With The Gray Man, they employ another Chris who’s starred in the Marvel Cinematic Universe, in Evans. This time Evans’ appearance in an action flick with a source material sees him ditch his heroic suit for a villainous polo shirt, alongside Ryan Gosling, Ana de Armas, and Netflix darling Rege Jean-Page, in what is the platform’s most expensive production, surpassing works like Red Notice and The Irishman.
The Good:
I’m not the best fan of any action star version of Ryan Gosling. Give me cheeky finance baddie from The Big Short, or slick romantic Gosling anytime any day. Of course, Gosling has had appearances in action pics before now, but the biggest one that comes to (my) mind, Blade Runner 2049, is more visual than action, and is no way as extravagant as this. Yet, this version of Gosling is quite fun to watch, as his performance as the dead-eyed, ruthless, and unyielding rogue catches the eye. It’s not necessarily the best, but it sure it captivating, and he makes even the cheap retorts work.
The action is the best bit of The Gray Man, without any doubt.
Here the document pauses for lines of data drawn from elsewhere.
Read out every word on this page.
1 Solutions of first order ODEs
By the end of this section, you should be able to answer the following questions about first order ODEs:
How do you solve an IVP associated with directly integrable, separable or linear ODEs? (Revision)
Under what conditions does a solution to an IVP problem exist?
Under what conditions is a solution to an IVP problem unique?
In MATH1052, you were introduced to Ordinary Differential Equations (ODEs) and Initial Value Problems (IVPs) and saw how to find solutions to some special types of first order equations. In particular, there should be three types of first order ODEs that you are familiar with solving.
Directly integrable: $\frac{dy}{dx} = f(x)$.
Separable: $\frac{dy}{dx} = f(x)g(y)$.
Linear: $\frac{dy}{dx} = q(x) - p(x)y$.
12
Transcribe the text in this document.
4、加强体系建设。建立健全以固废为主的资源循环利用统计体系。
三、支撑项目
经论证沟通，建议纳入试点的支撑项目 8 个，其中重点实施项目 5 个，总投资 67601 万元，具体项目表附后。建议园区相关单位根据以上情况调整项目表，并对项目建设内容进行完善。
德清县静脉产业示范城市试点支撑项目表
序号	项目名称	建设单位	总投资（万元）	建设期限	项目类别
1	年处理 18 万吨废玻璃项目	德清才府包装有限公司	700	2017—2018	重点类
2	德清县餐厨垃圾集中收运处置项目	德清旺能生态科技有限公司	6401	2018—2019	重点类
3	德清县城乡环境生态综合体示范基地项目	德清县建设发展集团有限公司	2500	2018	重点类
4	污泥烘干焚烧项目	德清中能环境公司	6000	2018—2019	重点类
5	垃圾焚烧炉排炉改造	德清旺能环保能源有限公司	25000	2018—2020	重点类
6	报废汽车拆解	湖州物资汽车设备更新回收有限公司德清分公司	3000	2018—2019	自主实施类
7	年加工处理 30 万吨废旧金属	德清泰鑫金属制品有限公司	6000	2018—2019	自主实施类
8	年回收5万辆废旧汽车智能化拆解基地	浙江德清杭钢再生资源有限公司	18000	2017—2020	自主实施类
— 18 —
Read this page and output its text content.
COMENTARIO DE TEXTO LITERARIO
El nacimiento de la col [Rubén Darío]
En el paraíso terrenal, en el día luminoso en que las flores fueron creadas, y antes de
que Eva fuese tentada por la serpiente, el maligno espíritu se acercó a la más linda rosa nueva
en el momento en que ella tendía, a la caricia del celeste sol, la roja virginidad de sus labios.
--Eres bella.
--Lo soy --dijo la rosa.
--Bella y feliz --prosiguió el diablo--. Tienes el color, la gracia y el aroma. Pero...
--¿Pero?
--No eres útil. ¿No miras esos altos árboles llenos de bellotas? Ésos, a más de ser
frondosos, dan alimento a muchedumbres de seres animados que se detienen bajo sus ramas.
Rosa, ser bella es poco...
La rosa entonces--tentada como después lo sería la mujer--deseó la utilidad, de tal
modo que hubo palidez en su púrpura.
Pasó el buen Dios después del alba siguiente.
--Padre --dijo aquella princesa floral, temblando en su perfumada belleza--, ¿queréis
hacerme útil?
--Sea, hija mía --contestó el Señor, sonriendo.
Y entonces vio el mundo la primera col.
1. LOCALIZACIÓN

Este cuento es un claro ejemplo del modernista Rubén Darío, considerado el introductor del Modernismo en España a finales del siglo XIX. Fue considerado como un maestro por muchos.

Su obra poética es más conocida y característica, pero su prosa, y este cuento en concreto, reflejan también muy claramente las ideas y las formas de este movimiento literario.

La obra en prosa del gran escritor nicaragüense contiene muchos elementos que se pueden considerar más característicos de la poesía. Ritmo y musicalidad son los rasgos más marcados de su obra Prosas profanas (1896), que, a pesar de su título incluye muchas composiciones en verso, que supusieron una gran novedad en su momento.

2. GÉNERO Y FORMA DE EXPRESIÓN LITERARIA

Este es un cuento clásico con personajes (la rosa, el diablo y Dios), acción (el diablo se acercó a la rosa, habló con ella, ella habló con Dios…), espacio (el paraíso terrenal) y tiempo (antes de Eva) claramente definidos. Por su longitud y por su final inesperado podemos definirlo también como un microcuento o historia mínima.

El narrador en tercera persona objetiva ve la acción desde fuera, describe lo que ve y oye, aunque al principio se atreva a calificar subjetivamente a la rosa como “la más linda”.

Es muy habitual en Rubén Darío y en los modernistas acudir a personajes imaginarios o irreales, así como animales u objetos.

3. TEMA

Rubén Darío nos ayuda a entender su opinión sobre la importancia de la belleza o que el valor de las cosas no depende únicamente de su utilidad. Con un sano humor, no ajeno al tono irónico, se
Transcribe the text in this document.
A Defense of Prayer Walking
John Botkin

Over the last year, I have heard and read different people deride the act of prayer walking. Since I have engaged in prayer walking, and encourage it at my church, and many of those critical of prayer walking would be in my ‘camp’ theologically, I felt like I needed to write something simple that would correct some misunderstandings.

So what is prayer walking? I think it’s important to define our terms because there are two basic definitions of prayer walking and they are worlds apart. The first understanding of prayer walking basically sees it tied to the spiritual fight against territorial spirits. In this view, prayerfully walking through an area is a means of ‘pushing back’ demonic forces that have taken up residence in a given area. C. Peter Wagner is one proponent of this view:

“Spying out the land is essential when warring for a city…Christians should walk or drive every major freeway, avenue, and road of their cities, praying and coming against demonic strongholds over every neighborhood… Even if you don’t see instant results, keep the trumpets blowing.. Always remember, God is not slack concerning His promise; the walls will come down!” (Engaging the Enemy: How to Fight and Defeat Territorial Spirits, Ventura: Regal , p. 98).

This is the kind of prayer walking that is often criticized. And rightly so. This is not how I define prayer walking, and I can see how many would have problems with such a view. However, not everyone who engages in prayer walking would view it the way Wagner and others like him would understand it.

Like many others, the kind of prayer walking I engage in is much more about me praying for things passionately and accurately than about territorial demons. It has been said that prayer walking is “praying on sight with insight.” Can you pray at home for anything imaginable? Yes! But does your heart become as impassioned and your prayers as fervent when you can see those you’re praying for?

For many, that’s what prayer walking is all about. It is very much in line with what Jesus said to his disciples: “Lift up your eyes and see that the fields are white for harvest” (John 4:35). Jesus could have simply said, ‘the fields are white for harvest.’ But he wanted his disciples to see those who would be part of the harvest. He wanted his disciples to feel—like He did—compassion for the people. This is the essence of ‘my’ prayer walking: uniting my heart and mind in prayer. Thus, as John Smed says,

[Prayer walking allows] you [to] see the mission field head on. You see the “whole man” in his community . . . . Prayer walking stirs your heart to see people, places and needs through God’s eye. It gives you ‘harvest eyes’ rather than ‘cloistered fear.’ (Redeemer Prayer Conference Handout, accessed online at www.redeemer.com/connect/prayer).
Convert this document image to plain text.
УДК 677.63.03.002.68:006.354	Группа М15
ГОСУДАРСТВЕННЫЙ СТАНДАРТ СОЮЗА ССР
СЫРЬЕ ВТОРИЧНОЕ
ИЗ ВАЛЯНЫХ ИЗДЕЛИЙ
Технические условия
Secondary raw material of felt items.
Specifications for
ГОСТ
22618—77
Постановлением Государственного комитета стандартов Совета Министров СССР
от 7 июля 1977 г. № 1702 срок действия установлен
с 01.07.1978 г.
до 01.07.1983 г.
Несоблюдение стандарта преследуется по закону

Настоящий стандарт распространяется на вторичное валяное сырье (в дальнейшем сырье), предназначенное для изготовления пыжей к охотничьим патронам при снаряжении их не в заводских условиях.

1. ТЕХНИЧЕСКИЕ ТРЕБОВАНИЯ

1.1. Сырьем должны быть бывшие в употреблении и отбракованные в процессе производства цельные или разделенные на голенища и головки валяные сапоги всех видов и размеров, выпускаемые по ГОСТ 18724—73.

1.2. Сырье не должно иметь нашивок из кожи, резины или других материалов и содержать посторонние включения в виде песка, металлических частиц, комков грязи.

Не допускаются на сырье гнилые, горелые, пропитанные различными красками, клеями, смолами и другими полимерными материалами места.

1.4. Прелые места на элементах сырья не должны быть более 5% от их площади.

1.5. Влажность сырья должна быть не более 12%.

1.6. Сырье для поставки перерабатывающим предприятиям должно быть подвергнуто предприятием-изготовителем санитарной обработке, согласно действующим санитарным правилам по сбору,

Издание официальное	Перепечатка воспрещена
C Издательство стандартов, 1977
Not just the choreography of it, but the cinematographic features as well; the Prague sequence from apartment to road via train is such a good watch, even if it seems to go on forever.
Sadly, this movie doesn’t have much else to cover itself in glory.
The Bad:
The Gray Man is adapted from the book by Mark Greaney, an author who’s literarily chummy with Tom Clancy, so, you should get a sense of where it’s going. The CIA nonsense, that depicts that agency as morally decent, so much so that there’s an unethical bit that tarnishes its image, and also the fact that the unethical bits are mostly that because they’re unsanctioned, not even because they’re bad. But let’s pretend for a second that the CIA is not a T-word organisation, buy into the necessary evil thing, and say that this love letter of a movie accurately depicts its ethics. Those are not even the flaws to point out here.
First off, The Gray Man fails with dialogue. To say its dialogue is cheap or lazy would be sugar-coating it. Its cliched, unoriginal, and boring. It is far too automated, like its more intent on good guy and bad guy having immediate and clever retorts that actual people just talking. So much of this movie feels like a kind of dehumanisation, nothing about the people on screen feels real, and the dialogue reflects that.
As a story, it also misses its mark, by a margin too. The Gray Man seems like a sequel, or at least starts like the middle of a film, too familiar too soon, and it just goes with it. So many character interactions are things the audience have no awareness of, and at the same time, we’re expected to identify with whatever emotional connection they have. This movie takes having two flashback scenes with no life as a backstory, and tells the audience to get it. Not to mention a final act that goes on for far too long.
Then there’s Chris Evans, who possesses no true flair to be a sociopathic villain, other than ‘look at me, I’m very bad, and I have cheeky quips. It’s like if the Captain America version of him got split into two personalities, and one of them had nothing but exhaustingly cheap rhetoric. The Gray Man set out for an antagonist that would be funny, yet not likeable, one who revels in his darkness, but it doesn’t quite stick the landing. And for a story that sells its bad guy as one who gets the job done no matter the collateral damage, it’s quite something to mostly see him watch from afar as he keeps failing.
In the shorter form, a lot of The Gray Man wreaks of bad writing.
The Ugly:
The CIA nonsense, that depicts that agency as morally decent, so much so that there’s an unethical bit that tarnishes its image, and the fact that the unethical are mostly that because they’re unsanctioned. Obviously.
Conclusion:
Netflix has stated its intent on having its own original franchise and cinematic universe kind of works. There’s the sense that, with the source material and the budget of this movie, as well as the conclusion, The Gray Man might be one of those. But it doesn’t look like a good one, which speaks to the age of film-making, whereby a lot is geared towards algorithmic content with familiar faces heavily seeking fan service, and little towards actually making a good film.
Netflix says it won’t spend on extravagant projects anymore, citing The Irishman as an example. I wonder what they’d think The Gray Man is.